Park questionou detalhes que definiram sua personagem: como sua personagem era retratada, seu relacionamento com outros personagens, especialmente personagens masculinos, e também outros personagens asiáticos. Ela questionou as escolhas de guarda-roupa, o relacionamento da personagem com seu pai recém-descoberto e o resto da família. Park e Chou passaram mais tempo em discussões do que em ensaios, a ponto de as coisas ocasionalmente ficarem tensas, mas no final concordam que o processo criou um personagem mais rico e complexo.

“Era sobre eu ter que ouvir o que ela tinha a dizer”, disse Chou. “Sobre tê-la explicando coisas sobre o personagem de sua perspectiva como uma mulher que eu nunca poderia ter entendido.”

Muitas das preocupações de Park tinham a ver com o olhar masculino do roteiro. Ela chamou a atenção para elementos que considerava sexistas e tentou explicar como é difícil para uma mulher asiática viver em uma sociedade de homens brancos.

“Ele é um homem”, disse Park. “Temos um filme sobre uma personagem feminina e a personagem feminina é o núcleo desse filme. Há muitas coisas que ele nunca vai entender. Não porque ele é uma pessoa ruim, mas ele é um homem fazendo um filme com uma personagem feminina muito forte. Então o problema que eu vi no roteiro foi o problema que o olhar masculino tem em uma mulher e particularmente uma mulher asiática.”

“Acho que é isso que eu amo no processo de trabalhar coletivamente e também no processo de trabalhar com não profissionais”, disse Chou. “Eles desafiam você a ver as coisas de uma perspectiva diferente. Jim-min levou isso para outro nível.”

O filme apresenta alguns não profissionais, incluindo Guka Han como Tena e Emeline Briffaud como Lucie, mas também alguns profissionais notáveis, incluindo o ator e diretor francês Louis-Do de Lencquesaing. A atriz coreana Kim Sun-young apareceu no filme como a tia de Freddie e Oh Kwang-rok interpretou seu pai biológico. Kim desempenha um papel fundamental no filme como o único membro da família coreana de Freddie que fala inglês. O pai e a avó de Freddie expressam copiosamente sua dor por ter que abandoná-la, mas sua tia pelo menos tenta entender quem ela se tornou.

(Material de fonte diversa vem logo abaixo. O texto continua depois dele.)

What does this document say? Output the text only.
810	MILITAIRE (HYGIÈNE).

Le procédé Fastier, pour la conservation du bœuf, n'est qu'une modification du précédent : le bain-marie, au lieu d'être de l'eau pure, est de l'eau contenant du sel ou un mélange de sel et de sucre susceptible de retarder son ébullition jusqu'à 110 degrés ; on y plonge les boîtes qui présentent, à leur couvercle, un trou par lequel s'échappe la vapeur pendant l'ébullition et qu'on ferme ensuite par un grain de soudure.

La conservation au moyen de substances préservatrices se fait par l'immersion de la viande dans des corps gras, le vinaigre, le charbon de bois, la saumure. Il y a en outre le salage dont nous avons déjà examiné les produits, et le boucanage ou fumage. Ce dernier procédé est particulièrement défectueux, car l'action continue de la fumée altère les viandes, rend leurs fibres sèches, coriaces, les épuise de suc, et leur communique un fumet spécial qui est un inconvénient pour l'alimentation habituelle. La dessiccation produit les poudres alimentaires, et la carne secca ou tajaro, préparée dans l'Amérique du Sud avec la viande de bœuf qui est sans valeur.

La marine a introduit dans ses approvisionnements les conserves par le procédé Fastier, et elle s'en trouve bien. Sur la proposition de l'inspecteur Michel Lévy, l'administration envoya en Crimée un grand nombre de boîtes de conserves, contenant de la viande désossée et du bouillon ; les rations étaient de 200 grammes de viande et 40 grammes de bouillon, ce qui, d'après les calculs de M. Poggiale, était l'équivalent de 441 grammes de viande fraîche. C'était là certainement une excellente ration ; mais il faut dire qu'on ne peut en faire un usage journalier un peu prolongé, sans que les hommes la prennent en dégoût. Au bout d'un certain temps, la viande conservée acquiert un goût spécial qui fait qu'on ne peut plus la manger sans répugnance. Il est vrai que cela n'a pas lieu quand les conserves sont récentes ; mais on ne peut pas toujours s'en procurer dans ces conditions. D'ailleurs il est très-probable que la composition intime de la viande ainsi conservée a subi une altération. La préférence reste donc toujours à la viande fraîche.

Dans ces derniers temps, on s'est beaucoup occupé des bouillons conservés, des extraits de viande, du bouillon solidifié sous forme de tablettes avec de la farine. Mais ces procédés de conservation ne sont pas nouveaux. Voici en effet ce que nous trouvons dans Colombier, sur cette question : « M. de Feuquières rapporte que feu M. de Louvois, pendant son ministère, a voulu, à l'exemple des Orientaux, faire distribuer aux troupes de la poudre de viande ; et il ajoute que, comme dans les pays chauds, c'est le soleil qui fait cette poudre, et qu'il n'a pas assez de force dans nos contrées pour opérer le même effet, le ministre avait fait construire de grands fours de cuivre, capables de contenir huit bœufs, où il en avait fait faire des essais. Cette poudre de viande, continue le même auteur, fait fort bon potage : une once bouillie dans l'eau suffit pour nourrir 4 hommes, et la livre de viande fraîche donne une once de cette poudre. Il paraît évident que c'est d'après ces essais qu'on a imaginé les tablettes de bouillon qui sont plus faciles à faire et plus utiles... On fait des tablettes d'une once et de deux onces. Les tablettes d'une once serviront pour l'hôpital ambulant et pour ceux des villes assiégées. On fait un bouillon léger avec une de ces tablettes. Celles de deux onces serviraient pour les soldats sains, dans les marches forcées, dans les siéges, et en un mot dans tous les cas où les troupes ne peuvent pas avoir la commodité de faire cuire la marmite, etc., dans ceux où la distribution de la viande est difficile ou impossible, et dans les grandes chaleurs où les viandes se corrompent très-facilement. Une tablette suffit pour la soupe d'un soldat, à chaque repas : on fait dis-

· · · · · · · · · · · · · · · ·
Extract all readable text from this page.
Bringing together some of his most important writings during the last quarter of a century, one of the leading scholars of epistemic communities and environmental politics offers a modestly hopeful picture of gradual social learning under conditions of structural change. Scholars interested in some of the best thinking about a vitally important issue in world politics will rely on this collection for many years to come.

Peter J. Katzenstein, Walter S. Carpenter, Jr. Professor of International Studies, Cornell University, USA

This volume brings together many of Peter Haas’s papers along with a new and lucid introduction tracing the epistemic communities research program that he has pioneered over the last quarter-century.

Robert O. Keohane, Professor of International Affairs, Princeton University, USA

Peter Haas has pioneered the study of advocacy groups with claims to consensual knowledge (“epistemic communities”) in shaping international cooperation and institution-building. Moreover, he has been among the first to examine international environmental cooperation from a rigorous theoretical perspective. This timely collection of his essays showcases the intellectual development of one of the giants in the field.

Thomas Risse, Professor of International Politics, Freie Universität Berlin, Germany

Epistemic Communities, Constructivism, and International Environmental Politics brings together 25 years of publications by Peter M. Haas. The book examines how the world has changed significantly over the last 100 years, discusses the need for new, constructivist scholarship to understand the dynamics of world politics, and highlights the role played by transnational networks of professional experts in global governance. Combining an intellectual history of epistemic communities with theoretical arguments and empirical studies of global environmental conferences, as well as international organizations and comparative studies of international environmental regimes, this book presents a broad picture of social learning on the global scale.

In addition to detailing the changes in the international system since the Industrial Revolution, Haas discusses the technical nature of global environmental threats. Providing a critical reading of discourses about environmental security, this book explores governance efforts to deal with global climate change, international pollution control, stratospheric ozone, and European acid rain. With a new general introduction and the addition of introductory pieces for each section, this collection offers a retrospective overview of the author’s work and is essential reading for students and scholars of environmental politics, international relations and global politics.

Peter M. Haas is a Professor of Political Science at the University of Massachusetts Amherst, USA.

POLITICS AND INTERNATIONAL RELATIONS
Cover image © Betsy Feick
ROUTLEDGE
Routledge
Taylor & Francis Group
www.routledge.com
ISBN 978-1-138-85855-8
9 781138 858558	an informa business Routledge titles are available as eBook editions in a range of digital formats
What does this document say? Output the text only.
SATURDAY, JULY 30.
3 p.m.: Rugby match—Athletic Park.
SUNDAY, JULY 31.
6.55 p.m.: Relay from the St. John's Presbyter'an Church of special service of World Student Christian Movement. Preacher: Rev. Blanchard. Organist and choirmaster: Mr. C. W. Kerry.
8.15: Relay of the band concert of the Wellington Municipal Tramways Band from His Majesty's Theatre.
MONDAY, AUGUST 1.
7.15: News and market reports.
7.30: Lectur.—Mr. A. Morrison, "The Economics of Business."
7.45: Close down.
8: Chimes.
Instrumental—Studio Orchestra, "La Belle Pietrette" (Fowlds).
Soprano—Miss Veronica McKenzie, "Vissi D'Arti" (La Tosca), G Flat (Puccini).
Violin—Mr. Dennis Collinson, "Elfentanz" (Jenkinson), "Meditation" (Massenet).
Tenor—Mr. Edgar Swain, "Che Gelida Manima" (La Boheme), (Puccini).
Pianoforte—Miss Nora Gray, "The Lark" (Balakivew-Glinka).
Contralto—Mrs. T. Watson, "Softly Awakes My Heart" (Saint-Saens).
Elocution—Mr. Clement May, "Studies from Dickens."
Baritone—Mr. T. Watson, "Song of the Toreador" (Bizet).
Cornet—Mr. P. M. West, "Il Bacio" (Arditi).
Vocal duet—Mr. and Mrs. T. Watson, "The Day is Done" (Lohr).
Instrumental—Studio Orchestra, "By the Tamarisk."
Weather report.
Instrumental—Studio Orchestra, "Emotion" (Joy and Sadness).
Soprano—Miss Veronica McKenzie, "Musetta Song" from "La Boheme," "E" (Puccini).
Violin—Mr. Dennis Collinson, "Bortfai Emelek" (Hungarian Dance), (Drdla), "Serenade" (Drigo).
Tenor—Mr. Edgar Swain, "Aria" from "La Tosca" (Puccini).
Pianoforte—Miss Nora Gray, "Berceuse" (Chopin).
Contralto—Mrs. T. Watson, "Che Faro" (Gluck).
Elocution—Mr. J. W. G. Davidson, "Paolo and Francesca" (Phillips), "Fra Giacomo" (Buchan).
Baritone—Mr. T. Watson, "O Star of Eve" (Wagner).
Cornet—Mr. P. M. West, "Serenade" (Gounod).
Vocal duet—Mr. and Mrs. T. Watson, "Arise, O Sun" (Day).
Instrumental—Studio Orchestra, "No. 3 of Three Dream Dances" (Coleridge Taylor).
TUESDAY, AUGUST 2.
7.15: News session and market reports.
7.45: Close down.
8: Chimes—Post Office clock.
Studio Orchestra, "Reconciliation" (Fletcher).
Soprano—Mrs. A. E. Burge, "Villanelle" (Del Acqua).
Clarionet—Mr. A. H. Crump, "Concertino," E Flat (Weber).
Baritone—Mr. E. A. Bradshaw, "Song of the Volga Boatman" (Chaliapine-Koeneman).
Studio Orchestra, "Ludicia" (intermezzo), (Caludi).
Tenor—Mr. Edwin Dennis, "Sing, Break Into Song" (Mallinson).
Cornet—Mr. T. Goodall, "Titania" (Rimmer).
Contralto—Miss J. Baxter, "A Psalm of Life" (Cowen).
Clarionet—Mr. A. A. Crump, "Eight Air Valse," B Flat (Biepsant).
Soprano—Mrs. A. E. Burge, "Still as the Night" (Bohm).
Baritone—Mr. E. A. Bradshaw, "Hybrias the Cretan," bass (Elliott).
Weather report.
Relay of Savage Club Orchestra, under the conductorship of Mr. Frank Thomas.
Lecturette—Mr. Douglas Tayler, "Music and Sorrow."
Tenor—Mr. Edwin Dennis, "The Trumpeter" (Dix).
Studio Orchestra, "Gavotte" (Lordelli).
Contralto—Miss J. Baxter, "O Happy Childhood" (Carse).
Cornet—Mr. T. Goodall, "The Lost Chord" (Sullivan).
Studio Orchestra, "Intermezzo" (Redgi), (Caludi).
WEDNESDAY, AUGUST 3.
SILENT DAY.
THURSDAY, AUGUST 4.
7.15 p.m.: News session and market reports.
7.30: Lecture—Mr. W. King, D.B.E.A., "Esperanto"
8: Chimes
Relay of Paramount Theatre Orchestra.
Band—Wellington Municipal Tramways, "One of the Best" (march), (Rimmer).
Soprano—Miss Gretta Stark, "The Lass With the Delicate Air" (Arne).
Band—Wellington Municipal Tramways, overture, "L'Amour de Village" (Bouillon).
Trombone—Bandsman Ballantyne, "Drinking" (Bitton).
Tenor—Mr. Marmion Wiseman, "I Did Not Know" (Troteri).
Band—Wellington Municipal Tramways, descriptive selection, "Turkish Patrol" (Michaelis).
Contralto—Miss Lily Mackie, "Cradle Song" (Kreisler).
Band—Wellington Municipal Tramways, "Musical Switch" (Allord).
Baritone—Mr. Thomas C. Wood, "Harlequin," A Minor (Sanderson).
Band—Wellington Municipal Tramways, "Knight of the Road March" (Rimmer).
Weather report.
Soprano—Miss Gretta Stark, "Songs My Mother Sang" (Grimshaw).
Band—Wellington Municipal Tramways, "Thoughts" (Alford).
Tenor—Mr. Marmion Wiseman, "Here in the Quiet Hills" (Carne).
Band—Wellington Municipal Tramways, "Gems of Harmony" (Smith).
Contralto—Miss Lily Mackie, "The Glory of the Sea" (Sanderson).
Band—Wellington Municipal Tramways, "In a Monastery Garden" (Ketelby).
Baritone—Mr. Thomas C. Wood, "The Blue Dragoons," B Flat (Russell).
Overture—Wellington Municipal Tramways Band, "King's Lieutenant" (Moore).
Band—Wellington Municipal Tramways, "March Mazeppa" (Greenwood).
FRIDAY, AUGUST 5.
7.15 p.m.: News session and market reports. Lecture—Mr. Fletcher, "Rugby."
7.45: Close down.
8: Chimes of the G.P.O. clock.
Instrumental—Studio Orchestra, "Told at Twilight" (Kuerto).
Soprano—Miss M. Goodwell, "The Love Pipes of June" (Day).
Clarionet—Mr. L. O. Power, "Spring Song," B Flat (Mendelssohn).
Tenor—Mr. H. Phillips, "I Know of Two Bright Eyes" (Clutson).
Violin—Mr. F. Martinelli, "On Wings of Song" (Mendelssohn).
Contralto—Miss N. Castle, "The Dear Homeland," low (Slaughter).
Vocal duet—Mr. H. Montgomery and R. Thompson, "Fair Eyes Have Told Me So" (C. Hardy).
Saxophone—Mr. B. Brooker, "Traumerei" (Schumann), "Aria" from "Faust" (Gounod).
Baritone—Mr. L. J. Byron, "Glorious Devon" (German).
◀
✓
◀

“Ela é uma personagem muito importante, mesmo que seja um papel pequeno”, disse Chou. “A performance de Kim Sun-young é muito engraçada. Ela trouxe humor para o filme e realmente traz um tipo de humanidade. Os tradutores, sua tia e Tena, são uma espécie de intermediários. Eles fazem perguntas para tentar tornar sua história quebrada um pouco menos quebrada e tentam construir algumas pontes de comunicação. Estou muito grato por ela estar no filme.”

No espaço de cerca de 15 anos, mais de 200,000 crianças coreanas foram adotadas, principalmente em outros países. Embora o tópico tenha sido abordado em várias formas de mídia coreana, Chou sentiu uma disparidade entre os retratos da mídia e a realidade dos sentimentos que seu amigo e outros adotados enfrentaram.

“Uma das razões pelas quais fiz o filme foi oferecer uma perspectiva diferente que acredito ser mais fiel à complexidade da situação”, disse Chou. “Conhecer os pais biológicos não é o fim da dor nem a reconciliação fácil entre você e seu passado. Principalmente abre mais perguntas e mais dor. É uma jornada muito, muito longa que talvez não tenha um fim. Talvez a dor dure para sempre. A tristeza pode sempre existir.”

“O filme mostra a experiência do ponto de vista da criança”, disse Park. “É interessante porque na Coréia, quando há programas de TV sobre adotados, programas de TV que provocam lágrimas, é principalmente da perspectiva dos pais. O filme, mesmo sendo ficção, mostra como as crianças podem ser prejudicadas e tristes. Talvez eles nunca encontrem a resposta para a pergunta que estão se fazendo.”

Ao mesmo tempo em que oferece uma visão do complexo legado da adoção, Retorno a Seul também fornece uma personagem feminina dinâmica, cuja personalidade impetuosa e evolução conturbada deixa uma impressão duradoura.

A coprodução franco-alemã-belga estreou em 22 de maio no Festival de Cinema de Cannes 2022 na seção Un Certain Regard. A Sony Pictures Classics planeja lançar o filme na América do Norte antes do final de 2022.